Biomechanical study of double-level pedicle screw constructs with or without crosslinks (CL) in an unstable model.Objectives:
The purpose of this study is to investigate the optimal position and orientation of the CL.Summary of Background Data:
Several reports have described biomechanical research on such CL, but no definite consensus has been reached regarding the effects. Very few studies have examined the position and orientation of the CL. The question of where and how the CL should be clinically set remains unanswered.Methods:
Ten cadaveric lumbar spines (L3–L5) of boars were used and 7 models were prepared by the sequential damage and spinal instrumentation of each specimen. Bending stiffness was measured in flexion, extension, lateral bending, and axial rotation for each model using 6-axis material tester under torque of 0 to ±3 N m.
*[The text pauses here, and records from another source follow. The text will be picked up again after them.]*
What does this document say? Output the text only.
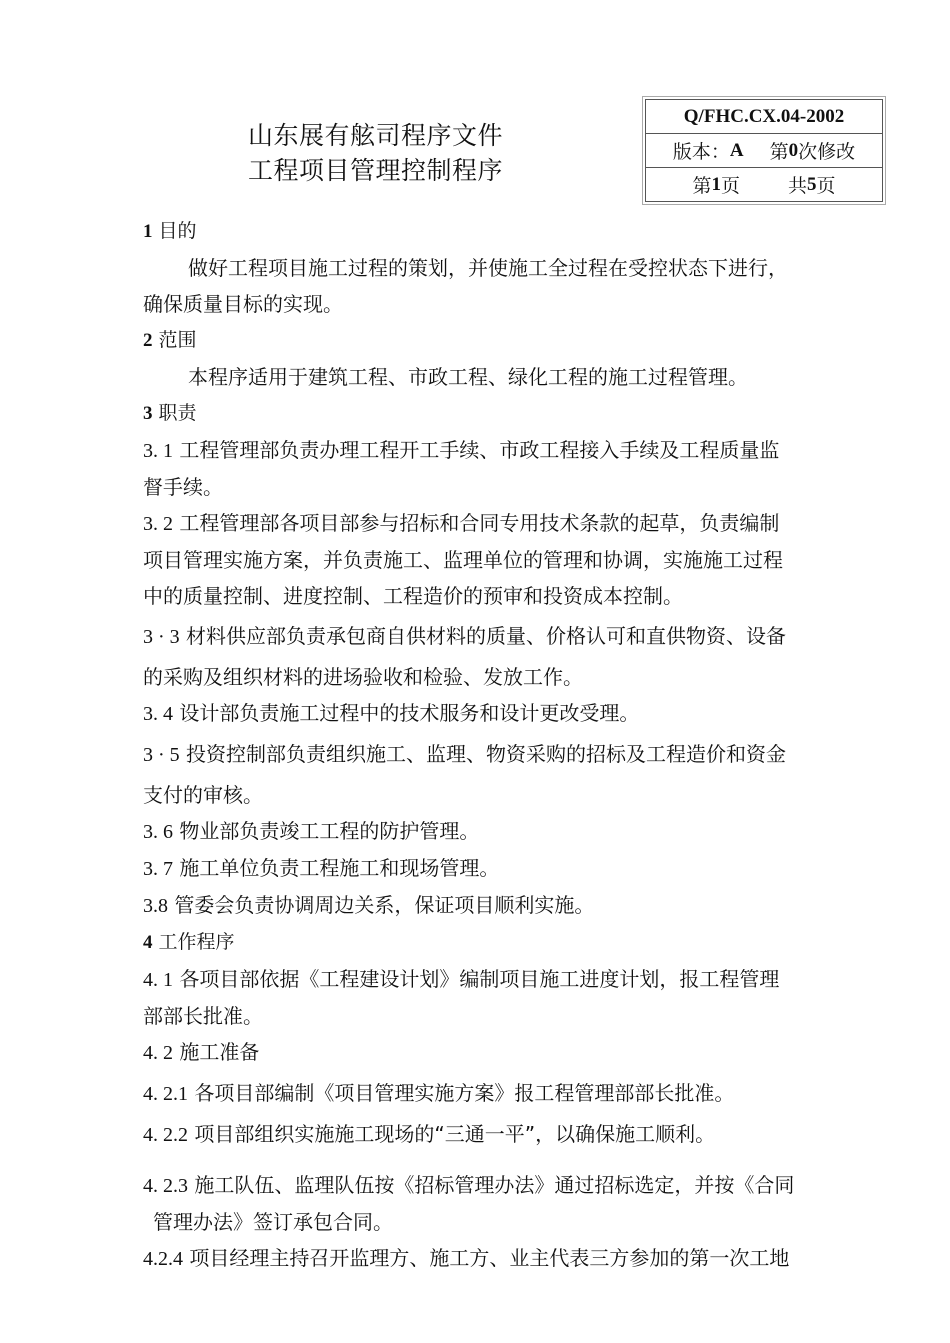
山东展有舷司程序文件
工程项目管理控制程序
Q/FHC.CX.04-2002
版本： A 第 0 次修改
第 1 页	共 5 页
1 目的
做好工程项目施工过程的策划，并使施工全过程在受控状态下进行，
确保质量目标的实现。
2 范围
本程序适用于建筑工程、市政工程、绿化工程的施工过程管理。
3 职责
3. 1 工程管理部负责办理工程开工手续、市政工程接入手续及工程质量监
督手续。
3. 2 工程管理部各项目部参与招标和合同专用技术条款的起草，负责编制
项目管理实施方案，并负责施工、监理单位的管理和协调，实施施工过程
中的质量控制、进度控制、工程造价的预审和投资成本控制。
3 · 3 材料供应部负责承包商自供材料的质量、价格认可和直供物资、设备
的采购及组织材料的进场验收和检验、发放工作。
3. 4 设计部负责施工过程中的技术服务和设计更改受理。
3 · 5 投资控制部负责组织施工、监理、物资采购的招标及工程造价和资金
支付的审核。
3. 6 物业部负责竣工工程的防护管理。
3. 7 施工单位负责工程施工和现场管理。
3.8 管委会负责协调周边关系，保证项目顺利实施。
4 工作程序
4. 1 各项目部依据《工程建设计划》编制项目施工进度计划，报工程管理
部部长批准。
4. 2 施工准备
4. 2.1 各项目部编制《项目管理实施方案》报工程管理部部长批准。
4. 2.2 项目部组织实施施工现场的“三通一平”，以确保施工顺利。
4. 2.3 施工队伍、监理队伍按《招标管理办法》通过招标选定，并按《合同
管理办法》签订承包合同。
4.2.4 项目经理主持召开监理方、施工方、业主代表三方参加的第一次工地
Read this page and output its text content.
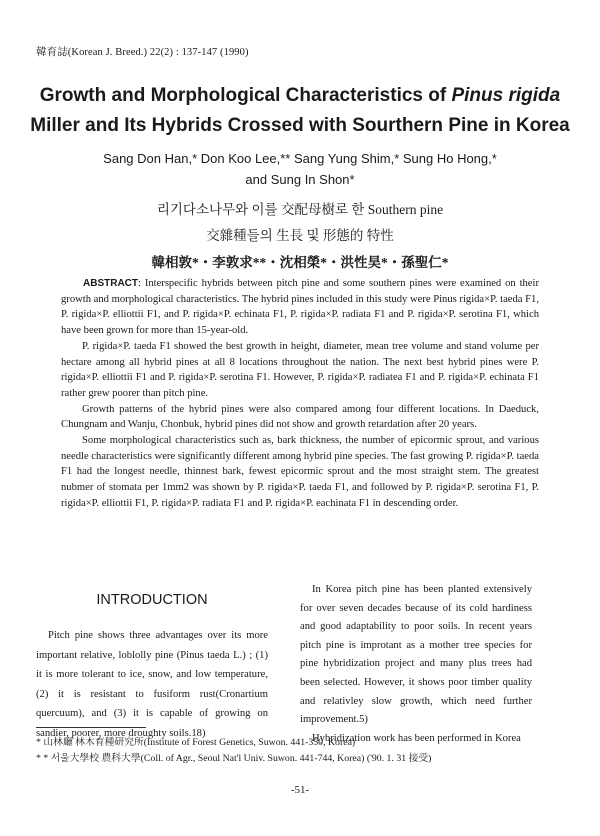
韓育誌(Korean J. Breed.) 22(2) : 137-147 (1990)
Growth and Morphological Characteristics of Pinus rigida
Miller and Its Hybrids Crossed with Sourthern Pine in Korea
Sang Don Han,* Don Koo Lee,** Sang Yung Shim,* Sung Ho Hong,*
and Sung In Shon*
리기다소나무와 이를 交配母樹로 한 Southern pine
交雜種들의 生長 및 形態的 特性
韓相敦*・李敦求**・沈相榮*・洪性昊*・孫聖仁*

ABSTRACT: Interspecific hybrids between pitch pine and some southern pines were examined on their growth and morphological characteristics. The hybrid pines included in this study were Pinus rigida×P. taeda F1, P. rigida×P. elliottii F1, and P. rigida×P. echinata F1, P. rigida×P. radiata F1 and P. rigida×P. serotina F1, which have been grown for more than 15-year-old.

P. rigida×P. taeda F1 showed the best growth in height, diameter, mean tree volume and stand volume per hectare among all hybrid pines at all 8 locations throughout the nation. The next best hybrid pines were P. rigida×P. elliottii F1 and P. rigida×P. serotina F1. However, P. rigida×P. radiatea F1 and P. rigida×P. echinata F1 rather grew poorer than pitch pine.

Growth patterns of the hybrid pines were also compared among four different locations. In Daeduck, Chungnam and Wanju, Chonbuk, hybrid pines did not show and growth retardation after 20 years.

Some morphological characteristics such as, bark thickness, the number of epicormic sprout, and various needle characteristics were significantly different among hybrid pine species. The fast growing P. rigida×P. taeda F1 had the longest needle, thinnest bark, fewest epicormic sprout and the most straight stem. The greatest nubmer of stomata per 1mm2 was shown by P. rigida×P. taeda F1, and followed by P. rigida×P. serotina F1, P. rigida×P. elliottii F1, P. rigida×P. radiata F1 and P. rigida×P. eachinata F1 in descending order.

INTRODUCTION

Pitch pine shows three advantages over its more important relative, loblolly pine (Pinus taeda L.) ; (1) it is more tolerant to ice, snow, and low temperature, (2) it is resistant to fusiform rust(Cronartium quercuum), and (3) it is capable of growing on sandier, poorer, more droughty soils.18)

In Korea pitch pine has been planted extensively for over seven decades because of its cold hardiness and good adaptability to poor soils. In recent years pitch pine is improtant as a mother tree species for pine hybridization project and many plus trees had been selected. However, it shows poor timber quality and relativley slow growth, which need further improvement.5)

Hybridization work has been performed in Korea

* 山林廳 林木育種研究所(Institute of Forest Genetics, Suwon. 441-350, Korea)
* * 서울大學校 農科大學(Coll. of Agr., Seoul Nat'l Univ. Suwon. 441-744, Korea) ('90. 1. 31 接受)
-51-
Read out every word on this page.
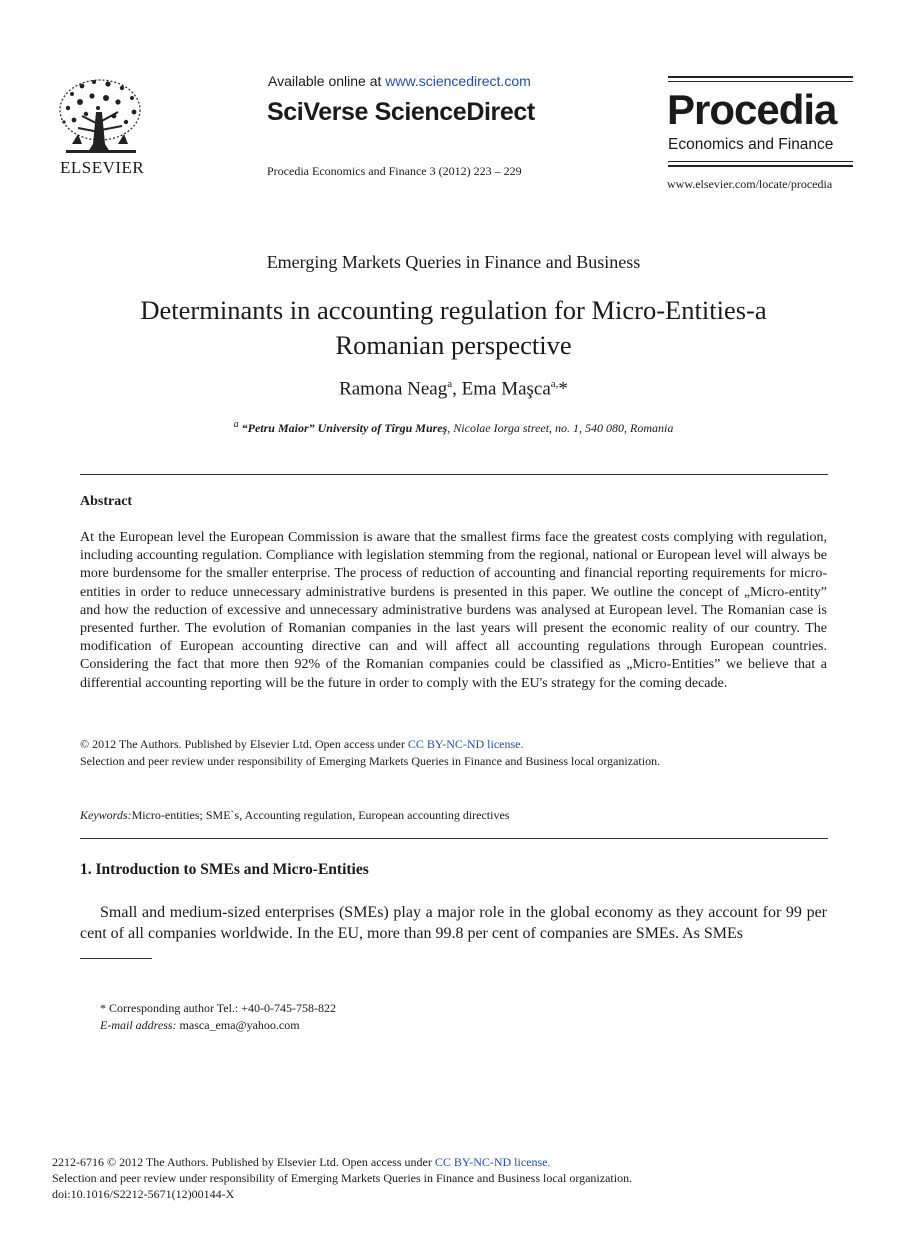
ELSEVIER
Available online at www.sciencedirect.com
SciVerse ScienceDirect
Procedia Economics and Finance 3 (2012) 223 – 229
Procedia
Economics and Finance
www.elsevier.com/locate/procedia
Emerging Markets Queries in Finance and Business
Determinants in accounting regulation for Micro-Entities-a
Romanian perspective
Ramona Neag$^a$, Ema Maşca$^{a,}$*
$^a$ “Petru Maior” University of Tîrgu Mureş, Nicolae Iorga street, no. 1, 540 080, Romania
Abstract
At the European level the European Commission is aware that the smallest firms face the greatest costs complying with regulation, including accounting regulation. Compliance with legislation stemming from the regional, national or European level will always be more burdensome for the smaller enterprise. The process of reduction of accounting and financial reporting requirements for micro-entities in order to reduce unnecessary administrative burdens is presented in this paper. We outline the concept of „Micro-entity” and how the reduction of excessive and unnecessary administrative burdens was analysed at European level. The Romanian case is presented further. The evolution of Romanian companies in the last years will present the economic reality of our country. The modification of European accounting directive can and will affect all accounting regulations through European countries. Considering the fact that more then 92% of the Romanian companies could be classified as „Micro-Entities” we believe that a differential accounting reporting will be the future in order to comply with the EU's strategy for the coming decade.
© 2012 The Authors. Published by Elsevier Ltd. Open access under CC BY-NC-ND license.
Selection and peer review under responsibility of Emerging Markets Queries in Finance and Business local organization.
Keywords:Micro-entities; SME`s, Accounting regulation, European accounting directives
1. Introduction to SMEs and Micro-Entities
Small and medium-sized enterprises (SMEs) play a major role in the global economy as they account for 99 per cent of all companies worldwide. In the EU, more than 99.8 per cent of companies are SMEs. As SMEs
* Corresponding author Tel.: +40-0-745-758-822
E-mail address: masca_ema@yahoo.com
2212-6716 © 2012 The Authors. Published by Elsevier Ltd. Open access under CC BY-NC-ND license.
Selection and peer review under responsibility of Emerging Markets Queries in Finance and Business local organization.
doi:10.1016/S2212-5671(12)00144-X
Results for each configuration were compared using analysis of variance and the Turkey-Kramer test.Results:
In flexion, extension, and lateral bending, 7 models showed similar stiffness with no significant differences. In axial rotation, stiffness increased significantly (P<0.05) in the cephalic, central, caudal, and oblique CL models in comparison with that of the no CL model, and stiffness of the horizontal 2 CL and oblique 2 CL models was significantly higher than that of cephalic, central, caudal, and oblique CL models (P<0.05). However, no significant differences in stiffness were seen between cephalic, central, and caudal CL models, between the central and oblique CL models, or between the horizontal and oblique 2 CL models.Conclusions:
Concomitant use of CLs significantly increased axial rotational stiffness, even though stiffness in flexion, extension, and lateral bending was not increased. In addition, stiffness in axial rotation significantly improved with the use of 2 CLs instead of a single CL, and stiffness was unchanged by position and orientation of CL.